Chronicling a year in the life of a junior high school class in a rougher section of Paris, there's something undeniably French about the film: the cultural challenges, the uneasy-yet-unescapable mix of cultures and races in the classroom, the plot's turn on a subtler point of formal French grammar. But at the same time, these kids and their teacher (Francois Begaudeau) are going through a series of challenges and opportunities that will be familiar to anyone who's ever gone to school: The tedium of work, the charged-yet-collegial relationship between student and teacher, the subdivisions in the halls.

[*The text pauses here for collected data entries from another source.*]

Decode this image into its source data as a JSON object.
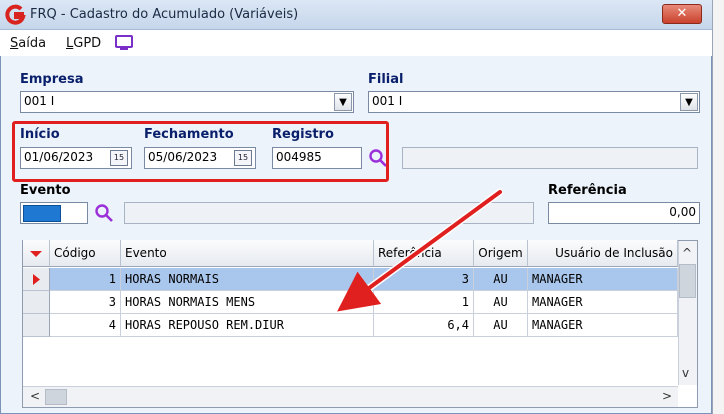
{
  "window": {
    "title": "FRQ - Cadastro do Acumulado (Variáveis)",
    "close_label": "✕"
  },
  "menu": {
    "saida_mnemonic": "S",
    "saida_rest": "aída",
    "lgpd_mnemonic": "L",
    "lgpd_rest": "GPD"
  },
  "form": {
    "empresa_label": "Empresa",
    "empresa_value": "001 I",
    "filial_label": "Filial",
    "filial_value": "001 I",
    "inicio_label": "Início",
    "inicio_value": "01/06/2023",
    "fechamento_label": "Fechamento",
    "fechamento_value": "05/06/2023",
    "registro_label": "Registro",
    "registro_value": "004985",
    "registro_desc": "",
    "evento_label": "Evento",
    "evento_desc": "",
    "referencia_label": "Referência",
    "referencia_value": "0,00",
    "calendar_glyph": "15",
    "dropdown_glyph": "▼"
  },
  "grid": {
    "columns": [
      "Código",
      "Evento",
      "Referência",
      "Origem",
      "Usuário de Inclusão"
    ],
    "rows": [
      {
        "codigo": "1",
        "evento": "HORAS NORMAIS",
        "referencia": "3",
        "origem": "AU",
        "usuario": "MANAGER",
        "selected": true
      },
      {
        "codigo": "3",
        "evento": "HORAS NORMAIS MENS",
        "referencia": "1",
        "origem": "AU",
        "usuario": "MANAGER",
        "selected": false
      },
      {
        "codigo": "4",
        "evento": "HORAS REPOUSO REM.DIUR",
        "referencia": "6,4",
        "origem": "AU",
        "usuario": "MANAGER",
        "selected": false
      }
    ]
  },
  "annotation": {
    "highlight_color": "#e01f1f",
    "arrow_color": "#e01f1f"
  },
  "icons": {
    "app": "app-logo-icon",
    "monitor": "monitor-icon",
    "search": "magnifier-icon",
    "calendar": "calendar-icon"
  }
}
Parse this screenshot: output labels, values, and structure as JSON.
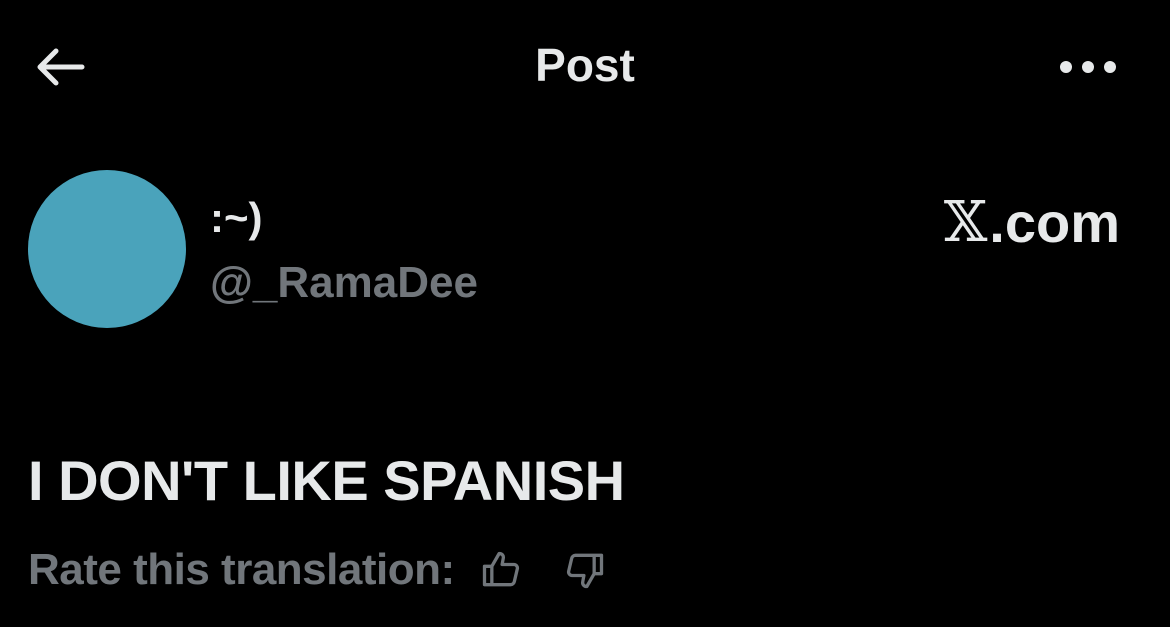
{
  "header": {
    "title": "Post",
    "back_icon": "arrow-left-icon",
    "more_icon": "more-horizontal-icon"
  },
  "post": {
    "author": {
      "display_name": ":~)",
      "handle": "@_RamaDee",
      "avatar_color": "#4aa3bb"
    },
    "text": "I DON'T LIKE SPANISH"
  },
  "watermark": {
    "logo_letter": "𝕏",
    "suffix": ".com"
  },
  "translation_rating": {
    "label": "Rate this translation:",
    "thumbs_up_icon": "thumbs-up-icon",
    "thumbs_down_icon": "thumbs-down-icon"
  },
  "colors": {
    "background": "#000000",
    "primary_text": "#e7e9ea",
    "secondary_text": "#71767b"
  }
}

Cantet's script is essentially an adaptation of Begaudeau's acclaimed French novel Entre les Murs, which Begaudeau wrote after his own time in a similar school. Cantet casts Begaudeau as himself, and then surrounds Begaudeau with a room full of real school kids cast as real school kids. Shot in HD with multiple cameras, The Class plunges you into the middle of preparations for the school year (A veteran runs down the class list with a newcomer, like Santa in a rush: "Nice ... Nice ... Not nice ... Nice ... She's trouble. ..." ) and moves to the actual classroom -- the chaos the goofing off, the idle challenges of authority, the idle assertions of authority. And soon, we realize that Cantet's camera, and his film, aren't going to leave the school, forming a wholly absorbing microcosm of human interaction. (And, really, when you were in high school, didn't it feel like the entire world?)
Cantet and Begaudeau's script functions as a variation on the procedural; instead of following cops or journalists or coroners, we're following a teacher and his students, through their classes and clashes, from the tedium of parent-teacher night to the tension of a disciplinary hearing. One of the best things about The Class is Begaudeau's performance (if that's the right phrase) as the teacher; he's not some plaster saint or paragon of virtue, and he makes as many missteps as he does bold forward moves. The students aren't simple caricatures, either; they're not merely randomly kicking against Begadeau's authority but also calling him out on his mistakes. This is not To Sir with Love; this is more like To Sir with Cautious Respect and, Occasionally, Out-and-Out Hostility.
In fact, Begaudeau's interactions with his students are so nuanced and smart that it doesn't feel like the heavy hand of drama when various incidents and events escalate as the film progresses; they feel natural, lived in, human. Cantet's previous films -- Heading South, Time Out, Human Resources -- all explored the same sort of territory as The Class does, with the interactions between people in relationships defined by power as their prime concern. And, put like that, it makes Canet sound like a one-topic filmmaker; instead, though, his filmography has quietly, credibly taken on heft and power as he tackles tough questions and tells fascinating stories few filmmakers in France -- or, for that matter the world -- would have the skill or courage to depict so well. The Class may very well wind up taking home a nod or two from the jury here in Cannes; rest assured, if that happens, it'll represent more than just sympathy votes for a local favorite.